Gold and Silver Prices Plunge on MCX Amid Global Sell-Off and Margin Hikes
Gold, Silver Prices Crash on MCX as Global Cues Weaken

Gold and Silver Prices Face Heavy Pressure on MCX Amid Global Sell-Off

Gold and silver prices continued to face heavy pressure on the Multi Commodity Exchange (MCX) on Friday, with both metals opening sharply lower as weak global cues and a stronger US dollar dampened market sentiment. This decline marked the second consecutive session of losses, effectively undoing most of the gains achieved during a short-lived rebound earlier in the week. The broader sell-off in global technology stocks contributed to the negative momentum, creating a challenging environment for precious metals.

Sharp Declines in Silver and Gold Futures

Silver futures for March 5 delivery on the MCX experienced the most significant fall, sliding by 6% or Rs 14,628 to settle at Rs 2,29,187 per kilogram. Gold futures for April 2 delivery also slipped, declining by Rs 2,675 or 2% to trade at Rs 1,49,396 per 10 grams. These losses highlight the volatility and bearish sentiment prevailing in the domestic market.

Mixed Movements in International Markets

Internationally, gold prices showed mixed movements. Spot gold edged up by 0.4% to $4,790.80 per ounce as of 0224 GMT, though it remained down by 1.4% on a weekly basis. In contrast, US gold futures for April delivery declined by 1.7% to $4,806.50 per ounce. Silver prices remained largely flat at $71.32 an ounce after suffering a steep 19.1% fall in the previous session. Earlier on Friday, silver had dropped as much as 10%, slipping below the $65 level to hit its lowest point in over one-and-a-half months, indicating severe pressure in the global market.

MCX Implements Additional Margin Hikes

Adding to the volatility, the MCX implemented further margin hikes on precious metal contracts.
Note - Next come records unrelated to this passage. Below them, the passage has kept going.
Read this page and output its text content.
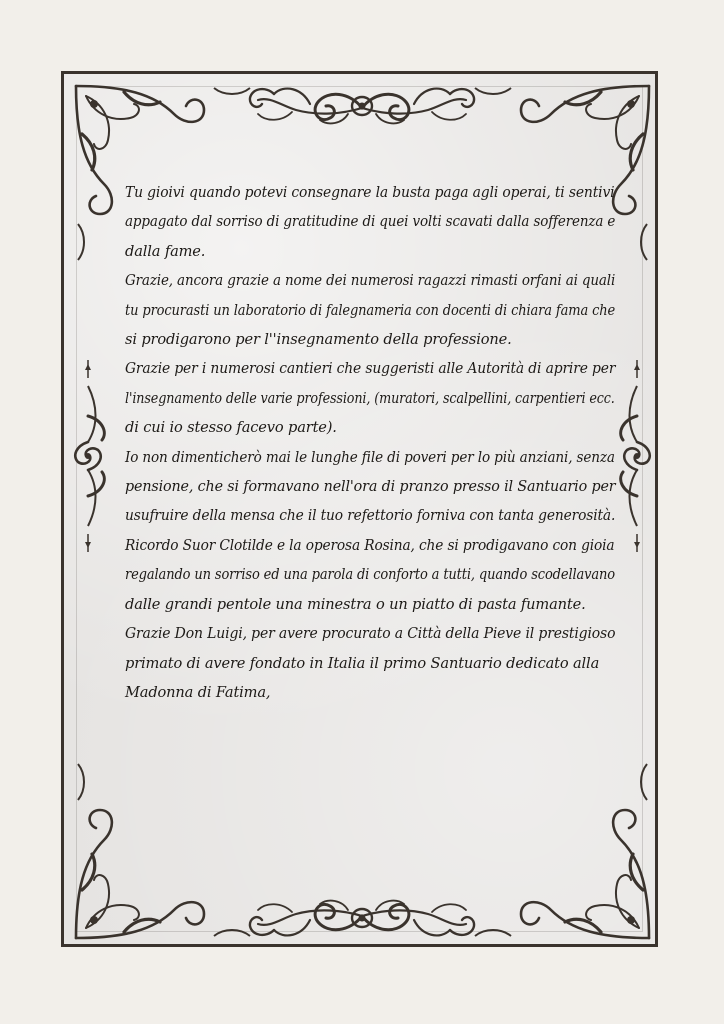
Tu gioivi quando potevi consegnare la busta paga agli operai, ti sentivi
appagato dal sorriso di gratitudine di quei volti scavati dalla sofferenza e
dalla fame.
Grazie, ancora grazie a nome dei numerosi ragazzi rimasti orfani ai quali
tu procurasti un laboratorio di falegnameria con docenti di chiara fama che
si prodigarono per l''insegnamento della professione.
Grazie per i numerosi cantieri che suggeristi alle Autorità di aprire per
l'insegnamento delle varie professioni, (muratori, scalpellini, carpentieri ecc.
di cui io stesso facevo parte).
Io non dimenticherò mai le lunghe file di poveri per lo più anziani, senza
pensione, che si formavano nell'ora di pranzo presso il Santuario per
usufruire della mensa che il tuo refettorio forniva con tanta generosità.
Ricordo Suor Clotilde e la operosa Rosina, che si prodigavano con gioia
regalando un sorriso ed una parola di conforto a tutti, quando scodellavano
dalle grandi pentole una minestra o un piatto di pasta fumante.
Grazie Don Luigi, per avere procurato a Città della Pieve il prestigioso
primato di avere fondato in Italia il primo Santuario dedicato alla
Madonna di Fatima,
After raising margins on silver futures by 4.5% and on gold futures by 1% with effect from February 5, the exchange imposed an additional margin of 2.5% on silver futures and 2% on gold futures from Friday. This has taken the total additional margin requirement to 7% for silver futures and 3% for gold futures from February 6 onwards.
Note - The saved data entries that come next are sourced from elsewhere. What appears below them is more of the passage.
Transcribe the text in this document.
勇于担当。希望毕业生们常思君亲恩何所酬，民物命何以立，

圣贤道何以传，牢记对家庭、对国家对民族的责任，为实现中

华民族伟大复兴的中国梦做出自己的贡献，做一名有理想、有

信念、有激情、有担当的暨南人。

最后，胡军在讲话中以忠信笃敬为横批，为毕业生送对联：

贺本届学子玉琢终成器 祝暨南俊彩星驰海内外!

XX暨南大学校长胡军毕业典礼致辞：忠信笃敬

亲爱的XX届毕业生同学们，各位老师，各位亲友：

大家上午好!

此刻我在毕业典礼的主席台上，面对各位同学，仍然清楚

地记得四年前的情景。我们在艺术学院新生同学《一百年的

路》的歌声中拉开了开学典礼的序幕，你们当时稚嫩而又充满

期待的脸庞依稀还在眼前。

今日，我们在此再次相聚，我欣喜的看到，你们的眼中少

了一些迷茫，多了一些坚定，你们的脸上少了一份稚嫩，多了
Higher margin requirements increase the amount of capital traders need to maintain, often leading to a cutback in speculative and leveraged positions. In volatile markets, this can prompt profit booking or forced unwinding of positions, particularly in silver contracts, thereby exerting further pressure on prices or increasing intraday swings.

Expert Analysis and Market Outlook

Manoj Kumar Jain of Prithvi Finmart told ET that market participants are closely monitoring developments around the US–Iran nuclear deal talks, which could influence the direction of precious metals. He noted that gold and silver are currently witnessing very high price volatility. According to him, silver may find support near $65 per troy ounce, while gold could hold support around $4,440 per troy ounce on a weekly closing basis.

Jain also said volatility is likely to persist during the session due to fluctuations in the dollar index, the partial shutdown in the US, and ongoing geopolitical tensions. He pegged gold’s support levels for the day at $4,770–$4,640 per troy ounce, with resistance at $4,955–$5,050. For silver, support is seen between $71.20 and $64.00, while resistance lies in the $84.40–$88.80 range.

On the MCX, Jain said gold has support at 150,500–147,700 and resistance at 154,200–155,800, while silver is supported at 225,000–212,000 with resistance at 254,000–264,000. He advised investors to stay away from precious metals markets until stability returns, emphasizing the need for caution in such turbulent conditions.